Não é pouca coisa estrear como jogador profissional há três anos, pelo Paraná, chegar ao Inter em janeiro de 2009 e em um ano e meio se tornar o maior artilheiro colorado em Libertadores. Giuliano igualou a marca do ídolo Fernandão, que precisou de duas competições para chegar aos seis gols. Mas é modesto. “Me sinto mais um jogador que pôde dar uma parcela de contribuição”, diz.

Giuliano parece ter sido feito para jogar esta Libertadores. Marcou seis gols – mais de um terço dos 17 marcados em 84 jogos pelo Inter. Quase todos mudaram os rumos do Inter na competição. Da troca de adversário nas oitavas, à classificação nos minutos finais contra o Estudiantes, passando pelo gol de empate no México e culminando com o que sacramentou o título no Beira-Rio, aos 44 do segundo tempo, foi com os pés do predestinado Giuliano que o Inter caminhou na Libertadores. Talismã? É um rótulo do qual ele nem quer ouvir falar.

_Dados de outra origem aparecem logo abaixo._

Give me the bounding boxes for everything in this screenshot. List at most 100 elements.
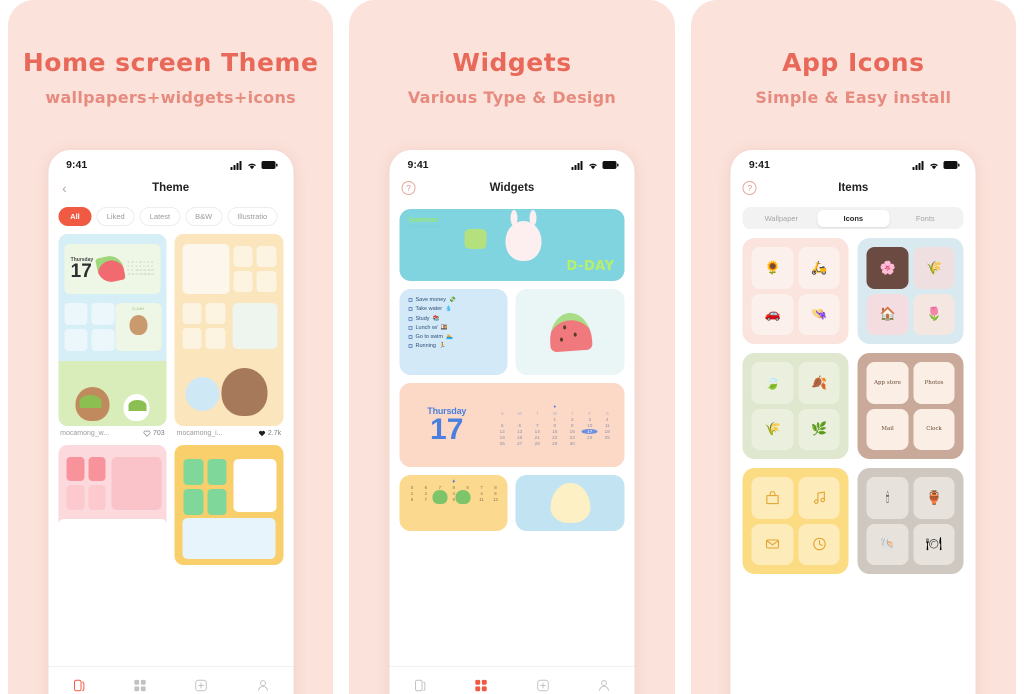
todo-items: Save money 💸 Take water 💧 Study 📚 Lunch w/🍱…: [399, 289, 508, 349]
widget-calendar[interactable]: Thursday 17 ♦ S M T W T F S 1 2 3 4 5 6 …: [399, 383, 625, 467]
icon-pack-mint[interactable]: 🌸 🌾 🏠 🌷: [857, 238, 964, 344]
card-likes[interactable]: 2.7k: [259, 430, 281, 437]
profile-icon: [598, 679, 609, 691]
theme-preview[interactable]: [174, 445, 284, 565]
pack-icon: 🌻: [751, 247, 794, 289]
preview-wallpaper-art: [58, 360, 167, 426]
app-icon: [256, 270, 277, 292]
tab-my[interactable]: My: [232, 679, 293, 694]
theme-preview[interactable]: Thursday 17 SMTWTFS 1234567 8 9 10 11 12 13 14…: [58, 234, 167, 426]
melon-hat-icon: [79, 394, 102, 408]
app-icon: [207, 459, 227, 485]
todo-text: Take water: [415, 306, 443, 313]
widget-todo-list[interactable]: Save money 💸 Take water 💧 Study 📚 Lunch w/🍱…: [399, 289, 508, 375]
theme-card-item[interactable]: Thursday 17 SMTWTFS 1234567 8 9 10 11 12 13 14…: [58, 234, 167, 437]
checkbox-icon[interactable]: [408, 325, 413, 330]
calendar-header: T: [535, 411, 539, 416]
todo-item[interactable]: Study 📚: [408, 316, 502, 322]
panel-subtitle: wallpapers+widgets+icons: [45, 88, 296, 107]
phone-mockup-widgets: 9:41 ? Widgets Summer The summer D-DAY S…: [389, 150, 635, 694]
app-icon: [64, 329, 88, 352]
widget-frog-calendar[interactable]: ♦ 5678978 1234545 6789101112: [399, 475, 508, 531]
filter-chip-liked[interactable]: Liked: [96, 207, 135, 226]
filter-chip-all[interactable]: All: [58, 207, 92, 226]
tab-my[interactable]: My: [573, 679, 634, 694]
todo-item[interactable]: Go to swim 🏊: [408, 334, 502, 340]
nav-bar: ? Items: [731, 173, 976, 203]
preview-photo-widget: [182, 243, 230, 294]
pack-icon-label: Mail: [866, 408, 909, 450]
pack-icon: 🚗: [751, 293, 794, 335]
page-title: Theme: [152, 182, 190, 194]
calendar-day-number: 17: [430, 412, 464, 446]
icon-pack-grid: 🌻 🛵 🚗 👒 🌸 🌾 🏠 🌷 🍃 🍂 🌾 🌿 App store Photos…: [731, 229, 976, 574]
tab-widgets[interactable]: Widgets: [451, 679, 512, 694]
todo-emoji: 💧: [445, 306, 452, 313]
checkbox-icon[interactable]: [408, 298, 413, 302]
preview-todo-widget: [182, 518, 276, 559]
icon-pack-amber[interactable]: [742, 468, 849, 574]
filter-chip-illustration[interactable]: Illustratio: [227, 207, 278, 226]
todo-item[interactable]: Save money 💸: [408, 297, 502, 303]
segment-icons[interactable]: Icons: [817, 209, 890, 227]
app-icon: [256, 245, 277, 267]
filter-chip-latest[interactable]: Latest: [139, 207, 181, 226]
todo-item[interactable]: Running 🏃: [408, 343, 502, 349]
todo-item[interactable]: Lunch w/🍱: [408, 325, 502, 331]
theme-card-grid: Thursday 17 SMTWTFS 1234567 8 9 10 11 12 13 14…: [48, 232, 293, 565]
icon-pack-brown-text[interactable]: App store Photos Mail Clock: [857, 353, 964, 459]
checkbox-icon[interactable]: [408, 316, 413, 321]
pack-icon-label: Photos: [913, 362, 955, 404]
bunny-illustration: [505, 209, 542, 261]
checkbox-icon[interactable]: [408, 335, 413, 340]
segment-fonts[interactable]: Fonts: [889, 210, 961, 227]
widget-soft-cream[interactable]: [515, 475, 625, 531]
theme-preview[interactable]: [58, 445, 167, 565]
watermelon-icon: [547, 311, 593, 353]
todo-text: Save money: [415, 297, 447, 303]
segment-wallpaper[interactable]: Wallpaper: [745, 210, 817, 227]
back-button[interactable]: ‹: [62, 181, 67, 195]
todo-item[interactable]: Take water 💧: [408, 306, 502, 312]
pack-icon: 🍂: [798, 362, 840, 404]
pack-icon: 🌷: [913, 293, 955, 335]
dday-badge: D-DAY: [566, 259, 615, 274]
theme-preview[interactable]: [174, 234, 284, 426]
widget-summer-dday[interactable]: Summer The summer D-DAY: [399, 209, 625, 281]
calendar-header: M: [517, 411, 522, 416]
help-icon[interactable]: ?: [401, 181, 416, 195]
calendar-cell: 29: [552, 441, 558, 446]
widget-watermelon[interactable]: [515, 289, 625, 375]
filter-chip-bw[interactable]: B&W: [185, 207, 223, 226]
icon-pack-stone[interactable]: 🕯 🏺 🐚 🍽: [857, 468, 964, 574]
heart-filled-icon: [259, 430, 266, 437]
phone-mockup-theme: 9:41 ‹ Theme All Liked Latest B&W Illust…: [48, 150, 294, 694]
icon-pack-peach[interactable]: 🌻 🛵 🚗 👒: [742, 238, 849, 344]
tab-theme[interactable]: Theme: [389, 679, 450, 694]
filter-chip-row: All Liked Latest B&W Illustratio: [48, 203, 293, 232]
help-icon[interactable]: ?: [742, 181, 757, 195]
preview-icon-row: [66, 457, 106, 510]
preview-day-number: 17: [70, 261, 92, 282]
checkbox-icon[interactable]: [408, 344, 413, 349]
page-title: Widgets: [489, 182, 535, 194]
calendar-cell-today: 17: [581, 429, 598, 434]
checkbox-icon[interactable]: [408, 307, 413, 312]
wifi-icon: [930, 163, 939, 169]
theme-card-item[interactable]: mocamong_i... 2.7k: [174, 234, 284, 437]
mail-icon: [751, 523, 794, 565]
tab-items[interactable]: Items: [512, 679, 573, 694]
icon-pack-sage[interactable]: 🍃 🍂 🌾 🌿: [742, 353, 849, 459]
bottom-tab-bar: Theme Widgets Items My: [389, 666, 635, 694]
tab-widgets[interactable]: Widgets: [109, 679, 170, 694]
status-time: 9:41: [66, 159, 88, 171]
card-likes[interactable]: 703: [144, 430, 165, 437]
tab-theme[interactable]: Theme: [48, 679, 109, 694]
app-icon: [205, 328, 226, 350]
fan-illustration: [185, 376, 220, 411]
app-icon: [182, 303, 202, 325]
tab-items[interactable]: Items: [171, 679, 232, 694]
app-icon: [182, 328, 202, 350]
nav-bar: ‹ Theme: [48, 173, 293, 203]
app-icon: [64, 303, 88, 326]
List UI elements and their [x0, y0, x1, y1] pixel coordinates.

“Não me sinto bem entrando depois, sempre vou querer brigar por titularidade. No primeiro jogo contra o Chivas, comecei jogando e fiz um gol. Então, não tem essa de jogar bem só se entra no segundo tempo”, afirma Giuliano, deixando claro que vai brigar, com paciência, por uma vaga efetiva no time de Roth. “Vou brigar por posição porque quero jogar sempre. Quero ser titular do Inter. Sempre tive paciência e não pode ser diferente agora”, aponta.

Seleção brasileira

Antonio Lacerda/EFE
Sei que é algo que pode acontecer, pela minha idade, pelo que venho fazendo e por ter passado pelas categorias de base da seleção

Giuliano, meia do Internacional

É com paciência, aliás, que Giuliano encara o fato de ainda não despertar o interesse mundial, como os garotos de sua faixa etária que atuam no Santos. Com uma Libertadores no currículo, mas atuando fora do eixo Rio-São Paulo, Giuliano confia no tempo. “É claro que a mídia do centro do país é maior. Mas estou muito feliz, porque estou sendo reconhecido pelos torcedores, pela imprensa. Fiz um bom trabalho, ajudei minha equipe. O reconhecimento de fora virá com o tempo”, acredita.

O mesmo vale para a seleção. Há menos de um mês, minutos antes de Mano Menezes anunciar sua primeira lista, o diretor de futebol do Inter, Fernando Carvalho, apostava em Giuliano e Sandro enquanto ouvia a convocação. Na primeira vez, deu só Sandro. Para a convocação desta sexta, Giuliano não cria expectativas, mas sabe que é algo passível de acontecer.

“Não crio uma perspectiva grande. Sei que é algo que pode acontecer, pela minha idade, pelo que venho fazendo e por ter passado pelas categorias de base da seleção. Mas isso depende do que estou fazendo no Inter e do Mano Menezes. A cabeça está tranqüila. Na hora certa, quando tiver oportunidade, espero estar preparador para suportar isso”, finaliza o jogador.

Giuliano é forte candidato a ser eleito o melhor jogador da Libertadores, na escolha entre jornalistas promovidas pela Conmebol. Ele sabe que pode receber a distinção mas não perde a modéstia e aposta também no colega D'Alessandro. "Pela regularidade na competição e pelo segundo semestre perfeito que ele fez", explica.